Ultima modifica 17 Giugno 2023
Qualche giorno fa guardavo i bambini mentre lavoravano.
Li guardavo uno per uno: le testoline basse che ogni 3 secondi si uniscono per due chiacchiere e poi tornano sul quaderno.
Di venerdì sono stanchi, ma ormai in terza non si può più fare lo sconto, perché devono aver chiaro che le cose, crescendo, cambiano.
E per farle cambiare in meglio serve più impegno, più forza e più costanza, altrimenti mancano soddisfazioni, cioè la materia prima per desiderare di crescere.
Mi è capitato, alla quarta ora del venerdì, di dire “Schhhh” mentre ero solo io a parlare.
Sono segnali da interpretare non solo individualmente, ma empaticamente: anche loro, nel loro piccolo, hanno diritto a svalvolare.
I venerdì me li ricordo molto bene, perché, soprattutto quest’anno, sapendo di giocare al “tiro della corda” (alias allungamento dei tempi di lavoro ed attenzione) penso 10 volte a cosa fare, per stancarli senza stress.
Non so se mi spiego.
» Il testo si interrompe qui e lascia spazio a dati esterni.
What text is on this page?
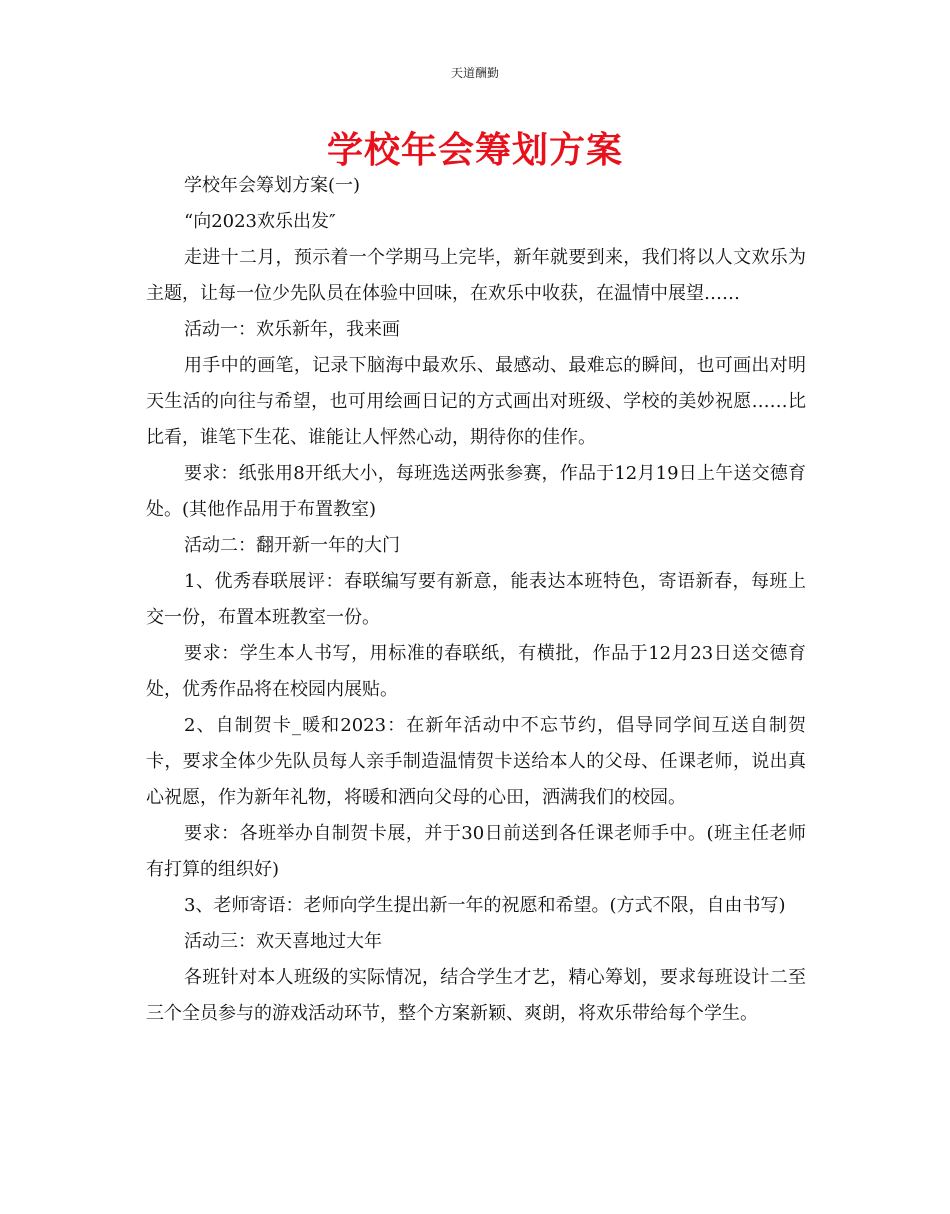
天道酬勤
学校年会筹划方案

学校年会筹划方案(一)

“向2023欢乐出发″

走进十二月，预示着一个学期马上完毕，新年就要到来，我们将以人文欢乐为主题，让每一位少先队员在体验中回味，在欢乐中收获，在温情中展望……

活动一：欢乐新年，我来画

用手中的画笔，记录下脑海中最欢乐、最感动、最难忘的瞬间，也可画出对明天生活的向往与希望，也可用绘画日记的方式画出对班级、学校的美妙祝愿……比比看，谁笔下生花、谁能让人怦然心动，期待你的佳作。

要求：纸张用8开纸大小，每班选送两张参赛，作品于12月19日上午送交德育处。(其他作品用于布置教室)

活动二：翻开新一年的大门

1、优秀春联展评：春联编写要有新意，能表达本班特色，寄语新春，每班上交一份，布置本班教室一份。

要求：学生本人书写，用标准的春联纸，有横批，作品于12月23日送交德育处，优秀作品将在校园内展贴。

2、自制贺卡_暖和2023：在新年活动中不忘节约，倡导同学间互送自制贺卡，要求全体少先队员每人亲手制造温情贺卡送给本人的父母、任课老师，说出真心祝愿，作为新年礼物，将暖和洒向父母的心田，洒满我们的校园。

要求：各班举办自制贺卡展，并于30日前送到各任课老师手中。(班主任老师有打算的组织好)

3、老师寄语：老师向学生提出新一年的祝愿和希望。(方式不限，自由书写)

活动三：欢天喜地过大年

各班针对本人班级的实际情况，结合学生才艺，精心筹划，要求每班设计二至三个全员参与的游戏活动环节，整个方案新颖、爽朗，将欢乐带给每个学生。
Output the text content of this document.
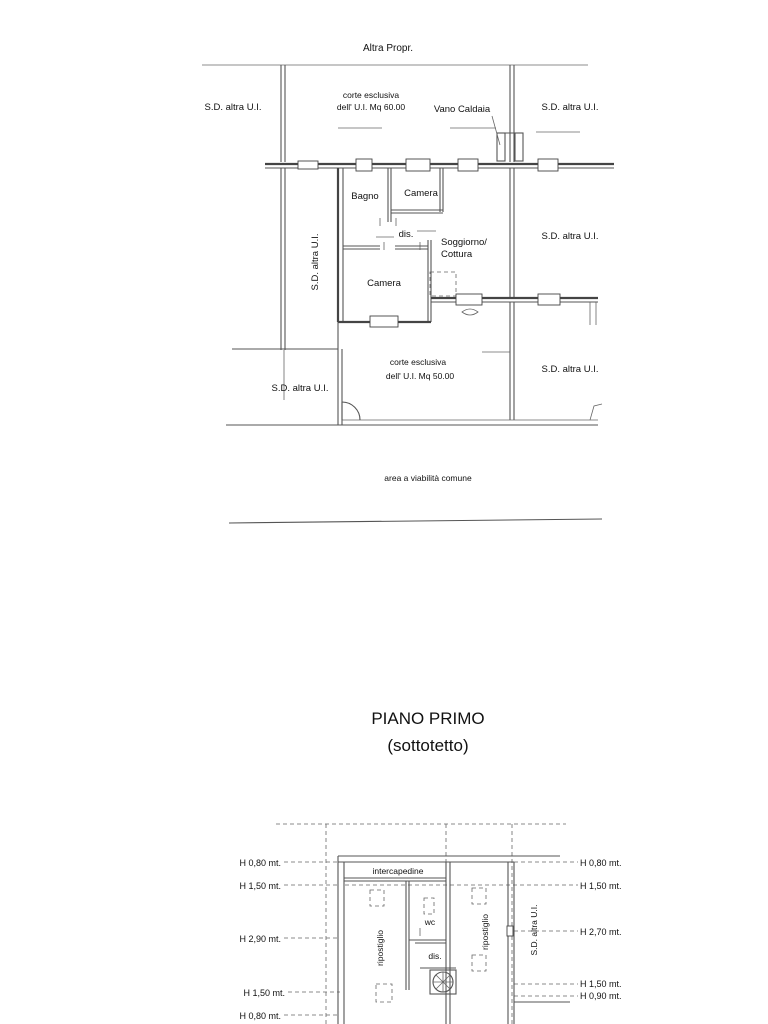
Altra Propr.
corte esclusiva
dell' U.I. Mq 60.00	Vano Caldaia
S.D. altra U.I.	S.D. altra U.I.
S.D. altra U.I.	S.D. altra U.I.
Bagno	Camera
dis.
Soggiorno/
Cottura
Camera
corte esclusiva
dell' U.I. Mq 50.00
S.D. altra U.I.
S.D. altra U.I.
area a viabilità comune
PIANO PRIMO
(sottotetto)
intercapedine
ripostiglio
wc	ripostiglio
dis.
S.D. altra U.I.
H 0,80 mt.
H 1,50 mt.
H 2,90 mt.
H 1,50 mt.
H 0,80 mt.
H 0,80 mt.
H 1,50 mt.
H 2,70 mt.
H 1,50 mt.
H 0,90 mt.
Si attivano modalità leggere e con una modulazione maggiore, magari fuori dal banco, letture tematiche, riflessioni, piccole passeggiate e brainstorming, al fine di tirare fuori qualcosa di buono e utile…comunque.
Credo che lo facciano un po’ tutti gli insegnanti, chi per credo, chi per esperienza, chi per non morire di pizzichi.
Ecco… dicevo che i venerdì li ricordo bene: in quello scorso è accaduto qualcosa che mi ha dato una bella lezione di vita, come molto spesso accade con i bambini.
Fine della fine della lezione, guardo la LIM e sono le 13.29. Uscita ora 13.35.
Tutti a prendere e riempire lo zaino, compiti scritti alla lavagna che riflette chiarore e si vede pure male.
Di confusione ne basterebbe la metà e io non ho voglia né intenzione di ripetere per la quinta volta di scrivere il compito. Dentro di me penso “tanto è per venerdì prossimo al limite glielo ricordo lunedì” e mi trovo distrattamente davanti alla lavagna ad osservare che nell’agitazione non si facciano male; sì perché iniziano i dondolii con lo zaino pesante in spalla, gli inciampamenti gratuiti da stanchezza, i dispetti involontari che danno il via ai volontari… insomma, incolumità obiettivo primario.
Tra le onde dei preparativi un bambino sta fermo, penna in mano, in piedi, e mi guarda: “Maestra ti sposti che non vedo i compiti?” E fa cenno con la mano di andare verso sinistra. In realtà leggo il labiale, perché il brusiovociostriciosedie è diventato importante. E non essendo impegnata ad ascoltare la sua voce, ho avuto quell’attimo lucido per guardarlo: il viso brillante di uno interessato a fare il suo per sua volontà, né stanco, né preoccupato.
Legge e si butta a scrivere sul diario. Finito, mette il diario nello zaino, chiude e se ne va a mensa esattamente come un adulto che sa cosa deve fare.
Quando con i bambini si costruisce (parlo di scuola e famiglia, soprattutto) senza mollare un giorno, loro danno molto di più di quanto ci aspettiamo.
Quando non si costruisce, invece, diamo il via alla distruzione di quel poco che in autonomia riescono a fare guardandosi intorno.
Mi dà l’idea che tutto ciò che ispiriamo, in positivo o in negativo-passivo, sia direttamente proporzionale ai comportamenti: loro lo moltiplicano in relazione al nostro impegno.
Purtroppo non diamo importanza alla loro autonomia nel gestire le loro risorse e così a volte “non riconosciamo” in alcune azioni i nostri figli.
Ma lo stupore, quando fanno qualcosa di meraviglioso, è un “non riconoscere”, esattamente come quando fanno qualcosa di terribile. Ci fa forse comodo pensare che valga solo nel primo caso.
In realtà dovremmo fare sempre una scannerizzazione del nostro insegnamento (attivo o negativo-passivo) perché dà sempre risultati amplificati, nel bene e nel male.
Cosa ho imparato?
Che a dicembre, all’impegno di un gruppo di maestre, stanco, ma pensato e ripensato, corrisponde un regalo di Natale inaspettato.